[sldev] Viewer Auth Postponed

[Argent Stonecutter]

On 2008-01-11, at 15:51, Kelly Linden wrote:
> Argent Stonecutter wrote:
>> First, let me note that I'm not talking about maintaining the  
>> network-level login code indefinitely, just the XUI login page.

>> On 2008-01-11, at 13:04, Kelly Linden wrote:
>>> Just because you can doesn't mean you should.  Maintaining this  
>>> indefinitely would mean more code to maintain which is a Bad Thing.
>>

>> True, but on the other hand the new login path requires a lot more  
>> code than the old login path, because it puts gecko in the  
>> critical path for login. Maintaining the XUI login page makes  
>> gecko optional. This has a number of advantages.

>> * It reduces the amount of code in the critical path.
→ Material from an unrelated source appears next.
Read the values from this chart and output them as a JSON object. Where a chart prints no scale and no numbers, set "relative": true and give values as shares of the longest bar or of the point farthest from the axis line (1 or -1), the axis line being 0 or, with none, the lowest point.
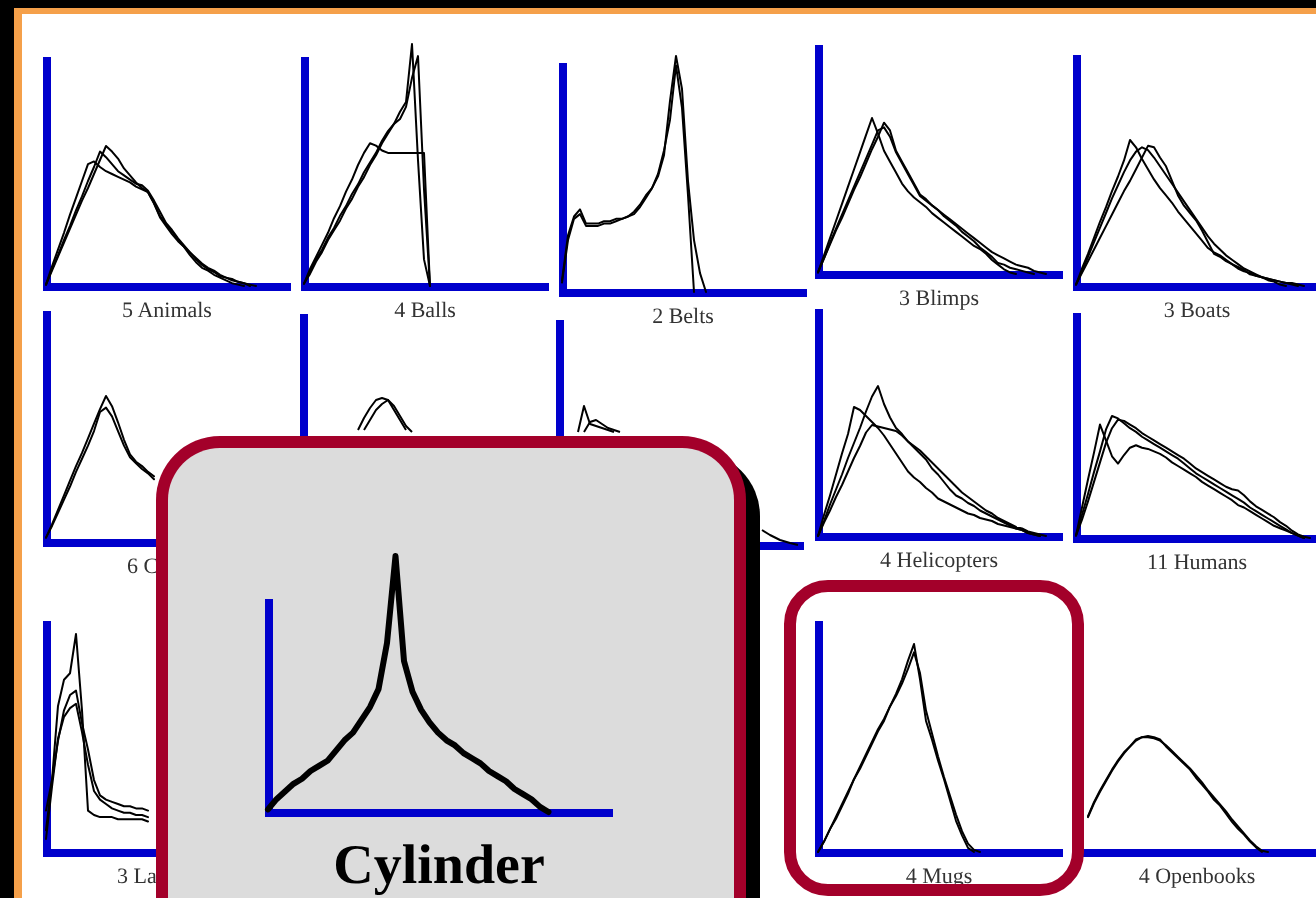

> No, it "doubles" it (give or take).

How do you figure?

For the XUI page: XUI is already in the critical path anyway, so the  
only code this adds to the critical path is the XUI form itself.
For the HTML page: gecko is a lot bigger chunk of code than XUI, and  
the HTML login page is a lot bigger chunk of code than an XUI form...  
and a lot more complex.

Most of the login-specific code will be common to both.

On one side you've got gecko doing a fetch of the page, displaying  
it, doing a form submission, and getting a redirect to either another  
web page (for an error) or a secondlife: URL for success, which gets  
passed back to the client via the bindings for secondlife: URLs, and  
then you go through the common login code.
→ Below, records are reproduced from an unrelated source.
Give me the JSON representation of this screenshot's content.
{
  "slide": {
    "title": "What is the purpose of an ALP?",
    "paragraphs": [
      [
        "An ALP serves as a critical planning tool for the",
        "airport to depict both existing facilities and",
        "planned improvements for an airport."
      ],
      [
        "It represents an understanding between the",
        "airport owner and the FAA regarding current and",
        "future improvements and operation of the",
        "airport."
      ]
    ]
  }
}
On the other you've got the XUI page being used to generate a form  
submission, and getting back a redirect to a web page (for an error)  
or a secondlife: URL for success, and that takes you to the common  
login code.

>   The next time there is a bug or new feature or any change that  
> effects the login process it will need to be made in two places  
> instead of one.

Possibly, depends on the bug or feature.

>> * It reduces the impact of problems in the very large amount of  
>> code associated with gecko. Customers who can't login at all tend  
>> to be a lot more upset than customers who can't use search and  
>> help and web tabs in profiles.

> I did say it should be one path that *works*.  It it might not work  
> then we should not use it.

I made that argument already, about the HTML code. :)

Supporting both is a second-best position.
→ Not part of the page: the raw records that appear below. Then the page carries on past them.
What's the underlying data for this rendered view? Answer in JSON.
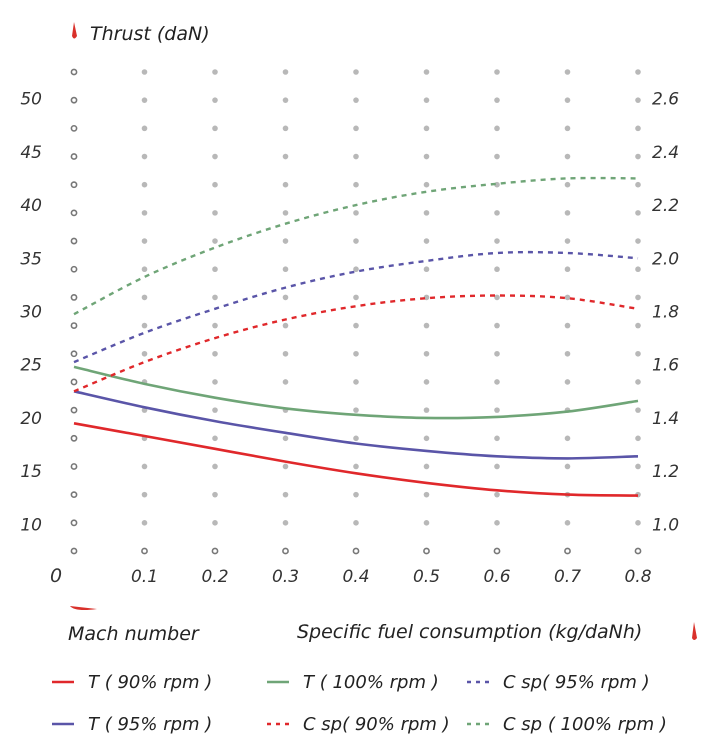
{
  "chart_data": {
    "type": "line",
    "ylabel_left": "Thrust (daN)",
    "xlabel": "Mach number",
    "ylabel_right": "Specific fuel consumption (kg/daNh)",
    "origin_label": "0",
    "x_ticks": [
      "0.1",
      "0.2",
      "0.3",
      "0.4",
      "0.5",
      "0.6",
      "0.7",
      "0.8"
    ],
    "y_left_ticks": [
      "10",
      "15",
      "20",
      "25",
      "30",
      "35",
      "40",
      "45",
      "50"
    ],
    "y_right_ticks": [
      "1.0",
      "1.2",
      "1.4",
      "1.6",
      "1.8",
      "2.0",
      "2.2",
      "2.4",
      "2.6"
    ],
    "xlim": [
      0,
      0.8
    ],
    "ylim_left": [
      7.5,
      52.5
    ],
    "ylim_right": [
      0.9,
      2.7
    ],
    "grid": "dotted",
    "series": [
      {
        "name": "T ( 90% rpm )",
        "axis": "left",
        "dash": false,
        "color": "#e0282b",
        "x": [
          0,
          0.1,
          0.2,
          0.3,
          0.4,
          0.5,
          0.6,
          0.7,
          0.8
        ],
        "y": [
          19.5,
          18.3,
          17.1,
          15.9,
          14.8,
          13.9,
          13.2,
          12.8,
          12.7
        ]
      },
      {
        "name": "T ( 100% rpm )",
        "axis": "left",
        "dash": false,
        "color": "#6fa577",
        "x": [
          0,
          0.1,
          0.2,
          0.3,
          0.4,
          0.5,
          0.6,
          0.7,
          0.8
        ],
        "y": [
          24.8,
          23.2,
          21.9,
          20.9,
          20.3,
          20.0,
          20.1,
          20.6,
          21.6
        ]
      },
      {
        "name": "C sp( 95% rpm )",
        "axis": "right",
        "dash": true,
        "color": "#5a55a8",
        "x": [
          0,
          0.1,
          0.2,
          0.3,
          0.4,
          0.5,
          0.6,
          0.7,
          0.8
        ],
        "y": [
          1.61,
          1.72,
          1.81,
          1.89,
          1.95,
          1.99,
          2.02,
          2.02,
          2.0
        ]
      },
      {
        "name": "T ( 95% rpm )",
        "axis": "left",
        "dash": false,
        "color": "#5a55a8",
        "x": [
          0,
          0.1,
          0.2,
          0.3,
          0.4,
          0.5,
          0.6,
          0.7,
          0.8
        ],
        "y": [
          22.5,
          21.0,
          19.7,
          18.6,
          17.6,
          16.9,
          16.4,
          16.2,
          16.4
        ]
      },
      {
        "name": "C sp( 90% rpm )",
        "axis": "right",
        "dash": true,
        "color": "#e0282b",
        "x": [
          0,
          0.1,
          0.2,
          0.3,
          0.4,
          0.5,
          0.6,
          0.7,
          0.8
        ],
        "y": [
          1.5,
          1.61,
          1.7,
          1.77,
          1.82,
          1.85,
          1.86,
          1.85,
          1.81
        ]
      },
      {
        "name": "C sp ( 100% rpm )",
        "axis": "right",
        "dash": true,
        "color": "#6fa577",
        "x": [
          0,
          0.1,
          0.2,
          0.3,
          0.4,
          0.5,
          0.6,
          0.7,
          0.8
        ],
        "y": [
          1.79,
          1.93,
          2.04,
          2.13,
          2.2,
          2.25,
          2.28,
          2.3,
          2.3
        ]
      }
    ],
    "legend_position": "bottom"
  }
}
So I'll grant your arguments against supporting both, and cut to the  
chase. The big argument against the HTML page is security. Web  
browsers are inherently exposed to whole classes of attacks that the  
SL client can be made immune to. At the moment there are components  
in the SL client that hurt its security, and the two biggest ones are  
the HTML rendering engine and streaming video... simply because both  
are huge chunks of code *and* they (plus streaming audio) are the  
only parts of the client directly exposed to third-party content. I  
do not normally enable any streaming media, let alone streaming  
video, and I don't use the HTML rendering engine for anything but  
Linden-provided content... and I encourage other people to do the  
same thing.

And there's already been one threatened exploit using the HTML login  
page... and that *is* supposed to be Linden-provided content.

So...

>> If anything, I strongly believe the XUI login page should be  
>> retained and the HTML login page eliminated. It's obviously your  
>> call and not mine, but I would like you to consider it.

> I don't necessarily disagree with this, but the HTML login does  
> have its advantages and if it can be made to just work then it  
> could be a viable solution.


Even if it can, it shouldn't be, simply from a security perspective.